Using Ground-Based Observations to Understand How Low Cloud Reflectivity Responds to Warming
Lawrence Livermore National Laboratory scientists together with scientists from Colorado State University and State University of New York – Albany analyzed multiple ground-based retrievals of cloud properties to quantify how low cloud reflectivity responds to changes in temperature. They also tested whether observations support any of the mechanisms in the literature that are hypothesized to drive the reflectivity response.
How cloud optical properties will respond to warming remains a large source of uncertainty in predictions of future warming. This study provides independent support from ground-based observations that reinforces previous model and satellite findings that show cloud reflectivity to increase at colder temperatures and cloud reflectivity to decrease at warmer temperatures.

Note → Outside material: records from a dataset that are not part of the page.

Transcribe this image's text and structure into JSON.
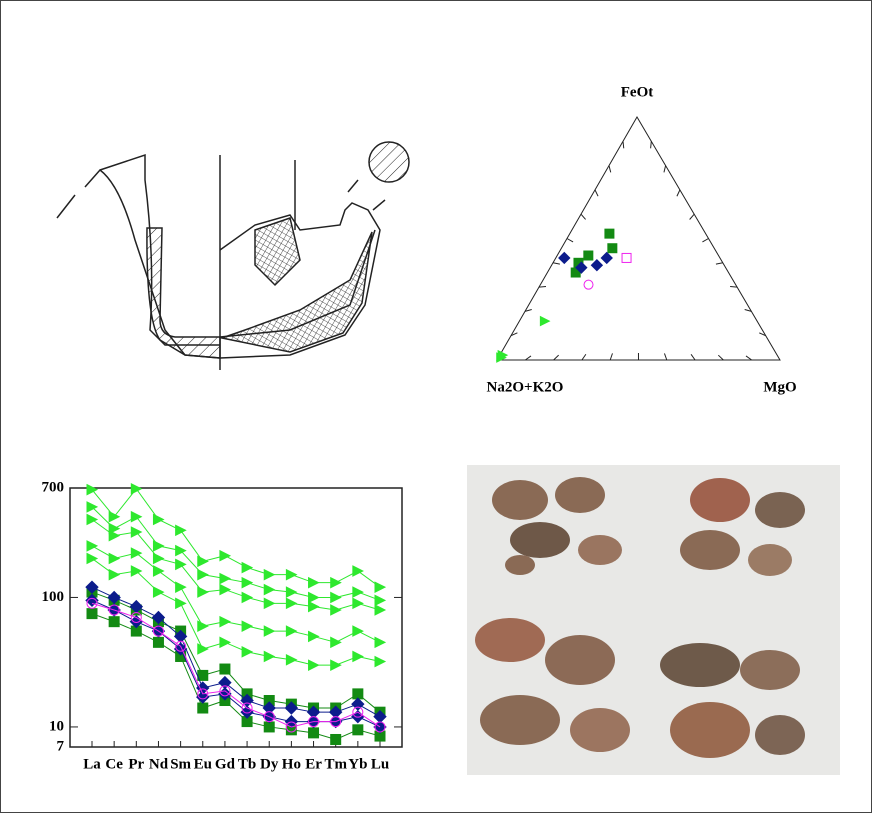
{
  "ternary": {
    "type": "ternary",
    "apex_labels": [
      "FeOt",
      "Na2O+K2O",
      "MgO"
    ],
    "ticks": [
      10,
      20,
      30,
      40,
      50,
      60,
      70,
      80,
      90
    ],
    "series": [
      {
        "color": "#2ee82e",
        "marker": "triangle",
        "points": [
          [
            16,
            75,
            9
          ],
          [
            1,
            98,
            1
          ],
          [
            2,
            97,
            1
          ]
        ]
      },
      {
        "color": "#138a13",
        "marker": "square",
        "points": [
          [
            52,
            34,
            14
          ],
          [
            46,
            36,
            18
          ],
          [
            40,
            51,
            9
          ],
          [
            43,
            46,
            11
          ],
          [
            36,
            54,
            10
          ]
        ]
      },
      {
        "color": "#0c1c8c",
        "marker": "diamond",
        "points": [
          [
            42,
            55,
            3
          ],
          [
            38,
            51,
            11
          ],
          [
            39,
            45,
            16
          ],
          [
            42,
            40,
            18
          ]
        ]
      },
      {
        "color": "#ee22ee",
        "marker": "square-open",
        "points": [
          [
            42,
            33,
            25
          ]
        ]
      },
      {
        "color": "#ee22ee",
        "marker": "circle-open",
        "points": [
          [
            31,
            52,
            17
          ]
        ]
      }
    ]
  },
  "chart_data": {
    "type": "line",
    "log_scale": true,
    "categories": [
      "La",
      "Ce",
      "Pr",
      "Nd",
      "Sm",
      "Eu",
      "Gd",
      "Tb",
      "Dy",
      "Ho",
      "Er",
      "Tm",
      "Yb",
      "Lu"
    ],
    "ylim": [
      7,
      700
    ],
    "yticks": [
      7,
      10,
      100,
      700
    ],
    "series": [
      {
        "color": "#2ee82e",
        "marker": "triangle",
        "values": [
          680,
          420,
          690,
          400,
          330,
          190,
          210,
          170,
          150,
          150,
          130,
          130,
          160,
          120
        ]
      },
      {
        "color": "#2ee82e",
        "marker": "triangle",
        "values": [
          500,
          340,
          420,
          250,
          230,
          150,
          140,
          130,
          115,
          110,
          100,
          100,
          110,
          95
        ]
      },
      {
        "color": "#2ee82e",
        "marker": "triangle",
        "values": [
          400,
          300,
          320,
          200,
          180,
          110,
          115,
          100,
          90,
          90,
          85,
          80,
          90,
          80
        ]
      },
      {
        "color": "#2ee82e",
        "marker": "triangle",
        "values": [
          250,
          200,
          220,
          160,
          120,
          60,
          65,
          60,
          55,
          55,
          50,
          45,
          55,
          45
        ]
      },
      {
        "color": "#2ee82e",
        "marker": "triangle",
        "values": [
          200,
          150,
          160,
          110,
          90,
          40,
          45,
          38,
          35,
          33,
          30,
          30,
          35,
          32
        ]
      },
      {
        "color": "#138a13",
        "marker": "square",
        "values": [
          110,
          95,
          80,
          65,
          55,
          25,
          28,
          18,
          16,
          15,
          14,
          14,
          18,
          13
        ]
      },
      {
        "color": "#138a13",
        "marker": "square",
        "values": [
          75,
          65,
          55,
          45,
          35,
          14,
          16,
          11,
          10,
          9.5,
          9,
          8,
          9.5,
          8.5
        ]
      },
      {
        "color": "#0c1c8c",
        "marker": "diamond",
        "values": [
          120,
          100,
          85,
          70,
          50,
          20,
          22,
          16,
          14,
          14,
          13,
          13,
          15,
          12
        ]
      },
      {
        "color": "#0c1c8c",
        "marker": "diamond",
        "values": [
          95,
          80,
          65,
          55,
          40,
          17,
          18,
          13,
          12,
          11,
          11,
          11,
          12,
          10
        ]
      },
      {
        "color": "#ee22ee",
        "marker": "circle-open",
        "values": [
          90,
          80,
          70,
          55,
          42,
          18,
          19,
          14,
          12,
          10,
          11,
          11,
          13,
          10
        ]
      }
    ]
  }
}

An analysis of the physical mechanisms driving this behavior provides a basis to assess model performance and highlights the importance of competing factors that contribute to the overall change in cloud properties with warming.

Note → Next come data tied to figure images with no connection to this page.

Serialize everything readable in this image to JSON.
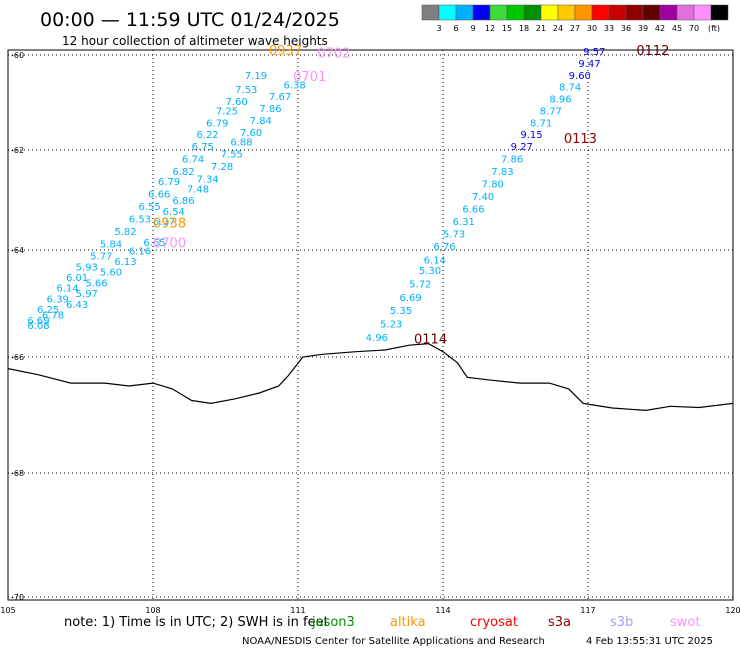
{
  "title": "00:00 — 11:59 UTC 01/24/2025",
  "subtitle": "12 hour collection of altimeter wave heights",
  "colorbar": {
    "colors": [
      "#7f7f7f",
      "#00ffff",
      "#00b0ff",
      "#0000ff",
      "#3ddc3d",
      "#00c800",
      "#009000",
      "#ffff00",
      "#ffc800",
      "#ff9600",
      "#ff0000",
      "#c80000",
      "#900000",
      "#600000",
      "#a000a0",
      "#e070e0",
      "#ff90ff",
      "#000000"
    ],
    "labels": [
      "3",
      "6",
      "9",
      "12",
      "15",
      "18",
      "21",
      "24",
      "27",
      "30",
      "33",
      "36",
      "39",
      "42",
      "45",
      "70"
    ],
    "unit": "(ft)"
  },
  "map": {
    "lon_ticks": [
      "105",
      "108",
      "111",
      "114",
      "117",
      "120"
    ],
    "lat_ticks": [
      "-60",
      "-62",
      "-64",
      "-66",
      "-68",
      "-70"
    ],
    "lon_range": [
      105,
      120
    ],
    "coastline": [
      [
        105.0,
        -66.2
      ],
      [
        105.6,
        -66.3
      ],
      [
        106.3,
        -66.45
      ],
      [
        107.0,
        -66.45
      ],
      [
        107.5,
        -66.5
      ],
      [
        108.0,
        -66.45
      ],
      [
        108.4,
        -66.55
      ],
      [
        108.8,
        -66.75
      ],
      [
        109.2,
        -66.8
      ],
      [
        109.7,
        -66.72
      ],
      [
        110.2,
        -66.62
      ],
      [
        110.6,
        -66.5
      ],
      [
        110.8,
        -66.32
      ],
      [
        111.1,
        -66.0
      ],
      [
        111.5,
        -65.95
      ],
      [
        112.2,
        -65.9
      ],
      [
        112.8,
        -65.87
      ],
      [
        113.3,
        -65.78
      ],
      [
        113.7,
        -65.75
      ],
      [
        114.0,
        -65.9
      ],
      [
        114.3,
        -66.1
      ],
      [
        114.5,
        -66.35
      ],
      [
        115.0,
        -66.4
      ],
      [
        115.6,
        -66.45
      ],
      [
        116.2,
        -66.45
      ],
      [
        116.6,
        -66.55
      ],
      [
        116.9,
        -66.8
      ],
      [
        117.5,
        -66.88
      ],
      [
        118.2,
        -66.92
      ],
      [
        118.7,
        -66.85
      ],
      [
        119.3,
        -66.87
      ],
      [
        120.0,
        -66.8
      ]
    ]
  },
  "passes": [
    {
      "id": "pass-left",
      "values": [
        {
          "v": "6.08",
          "lon": 105.4,
          "lat": -65.48,
          "c": "#00b0ff"
        },
        {
          "v": "6.69",
          "lon": 105.4,
          "lat": -65.38,
          "c": "#00b0ff"
        },
        {
          "v": "6.78",
          "lon": 105.7,
          "lat": -65.28,
          "c": "#00b0ff"
        },
        {
          "v": "6.25",
          "lon": 105.6,
          "lat": -65.18,
          "c": "#00b0ff"
        },
        {
          "v": "6.39",
          "lon": 105.8,
          "lat": -64.98,
          "c": "#00b0ff"
        },
        {
          "v": "6.43",
          "lon": 106.2,
          "lat": -65.08,
          "c": "#00b0ff"
        },
        {
          "v": "6.14",
          "lon": 106.0,
          "lat": -64.78,
          "c": "#00b0ff"
        },
        {
          "v": "5.97",
          "lon": 106.4,
          "lat": -64.88,
          "c": "#00b0ff"
        },
        {
          "v": "6.01",
          "lon": 106.2,
          "lat": -64.58,
          "c": "#00b0ff"
        },
        {
          "v": "5.66",
          "lon": 106.6,
          "lat": -64.68,
          "c": "#00b0ff"
        },
        {
          "v": "5.93",
          "lon": 106.4,
          "lat": -64.38,
          "c": "#00b0ff"
        },
        {
          "v": "5.60",
          "lon": 106.9,
          "lat": -64.48,
          "c": "#00b0ff"
        },
        {
          "v": "5.77",
          "lon": 106.7,
          "lat": -64.18,
          "c": "#00b0ff"
        },
        {
          "v": "6.13",
          "lon": 107.2,
          "lat": -64.28,
          "c": "#00b0ff"
        },
        {
          "v": "5.84",
          "lon": 106.9,
          "lat": -63.95,
          "c": "#00b0ff"
        },
        {
          "v": "6.16",
          "lon": 107.5,
          "lat": -64.08,
          "c": "#00b0ff"
        },
        {
          "v": "6.65",
          "lon": 107.8,
          "lat": -63.92,
          "c": "#00b0ff"
        },
        {
          "v": "5.82",
          "lon": 107.2,
          "lat": -63.7,
          "c": "#00b0ff"
        },
        {
          "v": "6.37",
          "lon": 108.0,
          "lat": -63.5,
          "c": "#00b0ff"
        },
        {
          "v": "6.53",
          "lon": 107.5,
          "lat": -63.45,
          "c": "#00b0ff"
        },
        {
          "v": "6.54",
          "lon": 108.2,
          "lat": -63.3,
          "c": "#00b0ff"
        },
        {
          "v": "6.55",
          "lon": 107.7,
          "lat": -63.2,
          "c": "#00b0ff"
        },
        {
          "v": "6.86",
          "lon": 108.4,
          "lat": -63.08,
          "c": "#00b0ff"
        },
        {
          "v": "6.66",
          "lon": 107.9,
          "lat": -62.95,
          "c": "#00b0ff"
        },
        {
          "v": "7.48",
          "lon": 108.7,
          "lat": -62.85,
          "c": "#00b0ff"
        },
        {
          "v": "6.79",
          "lon": 108.1,
          "lat": -62.7,
          "c": "#00b0ff"
        },
        {
          "v": "7.34",
          "lon": 108.9,
          "lat": -62.65,
          "c": "#00b0ff"
        },
        {
          "v": "6.82",
          "lon": 108.4,
          "lat": -62.5,
          "c": "#00b0ff"
        },
        {
          "v": "7.28",
          "lon": 109.2,
          "lat": -62.4,
          "c": "#00b0ff"
        },
        {
          "v": "6.74",
          "lon": 108.6,
          "lat": -62.25,
          "c": "#00b0ff"
        },
        {
          "v": "7.55",
          "lon": 109.4,
          "lat": -62.15,
          "c": "#00b0ff"
        },
        {
          "v": "6.75",
          "lon": 108.8,
          "lat": -62.0,
          "c": "#00b0ff"
        },
        {
          "v": "6.88",
          "lon": 109.6,
          "lat": -61.9,
          "c": "#00b0ff"
        },
        {
          "v": "6.22",
          "lon": 108.9,
          "lat": -61.75,
          "c": "#00b0ff"
        },
        {
          "v": "7.60",
          "lon": 109.8,
          "lat": -61.7,
          "c": "#00b0ff"
        },
        {
          "v": "6.79",
          "lon": 109.1,
          "lat": -61.5,
          "c": "#00b0ff"
        },
        {
          "v": "7.84",
          "lon": 110.0,
          "lat": -61.45,
          "c": "#00b0ff"
        },
        {
          "v": "7.25",
          "lon": 109.3,
          "lat": -61.25,
          "c": "#00b0ff"
        },
        {
          "v": "7.86",
          "lon": 110.2,
          "lat": -61.2,
          "c": "#00b0ff"
        },
        {
          "v": "7.60",
          "lon": 109.5,
          "lat": -61.05,
          "c": "#00b0ff"
        },
        {
          "v": "7.67",
          "lon": 110.4,
          "lat": -60.95,
          "c": "#00b0ff"
        },
        {
          "v": "7.53",
          "lon": 109.7,
          "lat": -60.8,
          "c": "#00b0ff"
        },
        {
          "v": "6.38",
          "lon": 110.7,
          "lat": -60.7,
          "c": "#00b0ff"
        },
        {
          "v": "7.19",
          "lon": 109.9,
          "lat": -60.5,
          "c": "#00b0ff"
        }
      ]
    },
    {
      "id": "pass-right",
      "values": [
        {
          "v": "4.96",
          "lon": 112.4,
          "lat": -65.7,
          "c": "#00b0ff"
        },
        {
          "v": "5.23",
          "lon": 112.7,
          "lat": -65.45,
          "c": "#00b0ff"
        },
        {
          "v": "5.35",
          "lon": 112.9,
          "lat": -65.2,
          "c": "#00b0ff"
        },
        {
          "v": "6.69",
          "lon": 113.1,
          "lat": -64.95,
          "c": "#00b0ff"
        },
        {
          "v": "5.72",
          "lon": 113.3,
          "lat": -64.7,
          "c": "#00b0ff"
        },
        {
          "v": "5.30",
          "lon": 113.5,
          "lat": -64.45,
          "c": "#00b0ff"
        },
        {
          "v": "6.14",
          "lon": 113.6,
          "lat": -64.25,
          "c": "#00b0ff"
        },
        {
          "v": "6.76",
          "lon": 113.8,
          "lat": -64.0,
          "c": "#00b0ff"
        },
        {
          "v": "5.73",
          "lon": 114.0,
          "lat": -63.75,
          "c": "#00b0ff"
        },
        {
          "v": "6.31",
          "lon": 114.2,
          "lat": -63.5,
          "c": "#00b0ff"
        },
        {
          "v": "6.66",
          "lon": 114.4,
          "lat": -63.25,
          "c": "#00b0ff"
        },
        {
          "v": "7.40",
          "lon": 114.6,
          "lat": -63.0,
          "c": "#00b0ff"
        },
        {
          "v": "7.80",
          "lon": 114.8,
          "lat": -62.75,
          "c": "#00b0ff"
        },
        {
          "v": "7.83",
          "lon": 115.0,
          "lat": -62.5,
          "c": "#00b0ff"
        },
        {
          "v": "7.86",
          "lon": 115.2,
          "lat": -62.25,
          "c": "#00b0ff"
        },
        {
          "v": "9.27",
          "lon": 115.4,
          "lat": -62.0,
          "c": "#0000ff"
        },
        {
          "v": "9.15",
          "lon": 115.6,
          "lat": -61.75,
          "c": "#0000ff"
        },
        {
          "v": "8.71",
          "lon": 115.8,
          "lat": -61.5,
          "c": "#00b0ff"
        },
        {
          "v": "8.77",
          "lon": 116.0,
          "lat": -61.25,
          "c": "#00b0ff"
        },
        {
          "v": "8.96",
          "lon": 116.2,
          "lat": -61.0,
          "c": "#00b0ff"
        },
        {
          "v": "8.74",
          "lon": 116.4,
          "lat": -60.75,
          "c": "#00b0ff"
        },
        {
          "v": "9.60",
          "lon": 116.6,
          "lat": -60.5,
          "c": "#0000ff"
        },
        {
          "v": "9.47",
          "lon": 116.8,
          "lat": -60.25,
          "c": "#0000ff"
        },
        {
          "v": "9.57",
          "lon": 116.9,
          "lat": -60.0,
          "c": "#0000ff"
        }
      ]
    }
  ],
  "time_labels": [
    {
      "t": "0937",
      "lon": 110.4,
      "lat": -60.0,
      "c": "#ff9600"
    },
    {
      "t": "0702",
      "lon": 111.4,
      "lat": -60.05,
      "c": "#ff90ff"
    },
    {
      "t": "0701",
      "lon": 110.9,
      "lat": -60.55,
      "c": "#ff90ff"
    },
    {
      "t": "0938",
      "lon": 108.0,
      "lat": -63.55,
      "c": "#ff9600"
    },
    {
      "t": "0700",
      "lon": 108.0,
      "lat": -63.95,
      "c": "#ff90ff"
    },
    {
      "t": "0112",
      "lon": 118.0,
      "lat": -60.0,
      "c": "#600000"
    },
    {
      "t": "0113",
      "lon": 116.5,
      "lat": -61.85,
      "c": "#900000"
    },
    {
      "t": "0114",
      "lon": 113.4,
      "lat": -65.75,
      "c": "#600000"
    }
  ],
  "note": "note:  1) Time is in UTC; 2) SWH is in feet",
  "satellites": [
    {
      "name": "jason3",
      "c": "#009000"
    },
    {
      "name": "altika",
      "c": "#ff9600"
    },
    {
      "name": "cryosat",
      "c": "#ff0000"
    },
    {
      "name": "s3a",
      "c": "#900000"
    },
    {
      "name": "s3b",
      "c": "#a0a0ff"
    },
    {
      "name": "swot",
      "c": "#ff90ff"
    }
  ],
  "credit": "NOAA/NESDIS Center for Satellite Applications and Research",
  "timestamp": "4 Feb 13:55:31 UTC 2025"
}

Many climate models predict that the reflectivity of low-level clouds increases with warming in the middle and high latitudes. Specifically, models predict an increase in reflectivity at colder temperatures below freezing and a decrease with warming at warmer temperatures. Analysis of satellite retrievals has also found a similar relationship. Scientists at LLNL, CSU, and SUNY-Albany used cloud retrievals from the U.S. Department of Energy’s Atmospheric and Radiation Measurement (ARM) program to test whether the same relationship can also be seen in ground-based observations of low-level stratiform clouds. Indeed, optical depth retrievals from independent instruments show the same qualitative relationship, where most of the response is explained by the changes in the amount of cloud water. Furthermore, the extra-detail provided by ARM observations allowed the scientists to test whether observational evidence supports any of five mechanisms proposed in the literature to drive changes in cloud reflectivity with temperature. They found that an increase in condensed water following the adiabatic lapse rate and a shift in the cloud phase from ice to liquid both contributed to the increase in cloud water with warming. They also found that a decrease in cloud water was explained by a weakening of the cloud-top inversion and stabilization of the boundary layer. The findings and methods within this study provide a means to observationally constrain model processes that are behind the cloud response to future warming.